“Da morte de um pai não se recupera jamais”.
Essa sentença definitiva, ouvi-a de Carlos Machado, um senhor que por décadas foi o mais leal amigo de José Rochedo Telles, meu pai.
Carlos Machado, eu e meus tios, Antero Telles e Francisco Telles, carregamos o ataúde e acompanhamos, em absoluto silêncio, o sepultamento de José Rochedo Telles.
Após as exéquias, acompanhei o senhor Carlos Machado até o táxi que o aguardava; antes de embarcar, bengala em punho, pronunciou as palavras fatais que nunca me abandonariam: “da morte de um pai não se recupera jamais”.
A morte de meu pai não foi trágica. Morreu aos sessenta e três anos, ladeado pelos seus familiares e sem sentir a dor da viuvez. Recebeu o viático e morreu; morreu em casa, como se costumava morrer em tempos mais civilizados.
Dia 15 de julho completar-se-ão quarenta anos de sua morte. Há quarenta anos sinto saudades; umas saudades tranquilas, serenas e que repousam na dulcíssima certeza de ter dito tudo que havia para dizer e vivido tudo que foi possível viver.
O vínculo entre o filho homem e seu pai é incomparável porque é gênero sem espécie. O amor que o filho recebe da mãe por mera graça, ele só recebe do pai se estiver disposto a algum empenho, ainda que mínimo.
Esse empenho passa pela imitação. Os filhos homens imitam o pai em seus vícios e em suas virtudes, e, por isso mesmo, quanto menos virtuoso for o pai menores as chances de o filho ser amado por ele.
Eu sigo imitando meu pai e, muitas vezes, só tomo consciência da mimese mais tarde.
Há mais ou menos um mês fui tomado por uma discreta obsessão: encontrar canetas Parker Duofold.
Como quem procura acha, achei-as e comprei-as na Ravil; comprei-as do Thiago, sobrinho do finado senhor Sebastião, cavalheiro competentíssimo e bastante mal-humorado.
Thiago mostrou-me três peças; acabei por comprar duas, uma alaranjada e uma outra – a que interessa, se é que isso tem algum interesse – azul, de 1930.

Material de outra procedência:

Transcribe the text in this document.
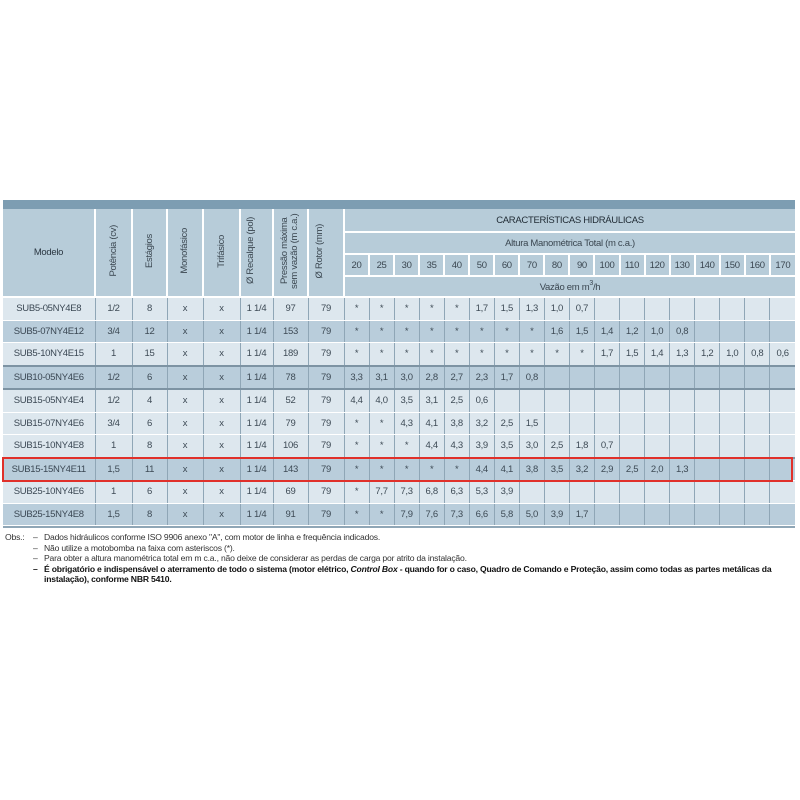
Modelo	Potência (cv)	Estágios	Monofásico	Trifásico	Ø Recalque (pol)	Pressão máxima sem vazão (m c.a.)	Ø Rotor (mm)	CARACTERÍSTICAS HIDRÁULICAS																	
								Altura Manométrica Total (m c.a.)																	
								20	25	30	35	40	50	60	70	80	90	100	110	120	130	140	150	160	170
								Vazão em $m^3/h$																	
SUB5-05NY4E8	1/2	8	x	x	1 1/4	97	79	*	*	*	*	*	1,7	1,5	1,3	1,0	0,7								
SUB5-07NY4E12	3/4	12	x	x	1 1/4	153	79	*	*	*	*	*	*	*	*	1,6	1,5	1,4	1,2	1,0	0,8				
SUB5-10NY4E15	1	15	x	x	1 1/4	189	79	*	*	*	*	*	*	*	*	*	*	1,7	1,5	1,4	1,3	1,2	1,0	0,8	0,6
SUB10-05NY4E6	1/2	6	x	x	1 1/4	78	79	3,3	3,1	3,0	2,8	2,7	2,3	1,7	0,8										
SUB15-05NY4E4	1/2	4	x	x	1 1/4	52	79	4,4	4,0	3,5	3,1	2,5	0,6												
SUB15-07NY4E6	3/4	6	x	x	1 1/4	79	79	*	*	4,3	4,1	3,8	3,2	2,5	1,5										
SUB15-10NY4E8	1	8	x	x	1 1/4	106	79	*	*	*	4,4	4,3	3,9	3,5	3,0	2,5	1,8	0,7							
SUB15-15NY4E11	1,5	11	x	x	1 1/4	143	79	*	*	*	*	*	4,4	4,1	3,8	3,5	3,2	2,9	2,5	2,0	1,3				
SUB25-10NY4E6	1	6	x	x	1 1/4	69	79	*	7,7	7,3	6,8	6,3	5,3	3,9											
SUB25-15NY4E8	1,5	8	x	x	1 1/4	91	79	*	*	7,9	7,6	7,3	6,6	5,8	5,0	3,9	1,7								
Obs.: – Dados hidráulicos conforme ISO 9906 anexo "A", com motor de linha e frequência indicados.
– Não utilize a motobomba na faixa com asteriscos (*).
– Para obter a altura manométrica total em m c.a., não deixe de considerar as perdas de carga por atrito da instalação.
– É obrigatório e indispensável o aterramento de todo o sistema (motor elétrico, Control Box - quando for o caso, Quadro de Comando e Proteção, assim como todas as partes metálicas da instalação), conforme NBR 5410.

Enviei fotografias delas para meu sobrinho, Luís Felipe, que, a despeito de ser jovem, tem bom gosto. Pouco tempo depois, Maria Inês Telles, mãe de Luís Felipe e minha irmã mais velha, telefonou-me.
Emocionada, quis saber como consegui encontrar uma caneta idêntica à que teve nosso pai. Ela falava da caneta Parker Duofold azul, de 1930.
Eu não tinha e continuo sem ter memória dessa caneta ou de qualquer outra caneta usada por José Rochedo Telles, mas de algum modo senti-me mais próximo de meu pai.
Maria Inês presenteou-me generosamente com a memória que nunca tive, e eu só pude retribuí-la pobremente: dei-lhe caneta azul.
Em tempo de "canetas azuis" sem nenhuma poesia e mesmo assim celebradas, surge nosso amado Bernardo Telles lhes resgatando o valor! Meu pai usava Parkers também, porém, mais modestas, do modelo "51". Ainda vivo e octogenário, meu pai será relembrado de sua Parker graças a este lindo texto do nosso Bernardo. Assim como ele, que se lembrou dos detalhes da caneta de seu pai apenas agora e com ajuda de sua irmã, certamente relembrarei ao meu pai o quanto ele já gostou de algo tão presente em sua vida: a sua caneta.
Nem tenho palavras diante de tanta sensibilidade. Como é possível na simplicidade se encontrar tanta beleza? São histórias singelas contadas de uma forma sem igual! Simplesmente lindo.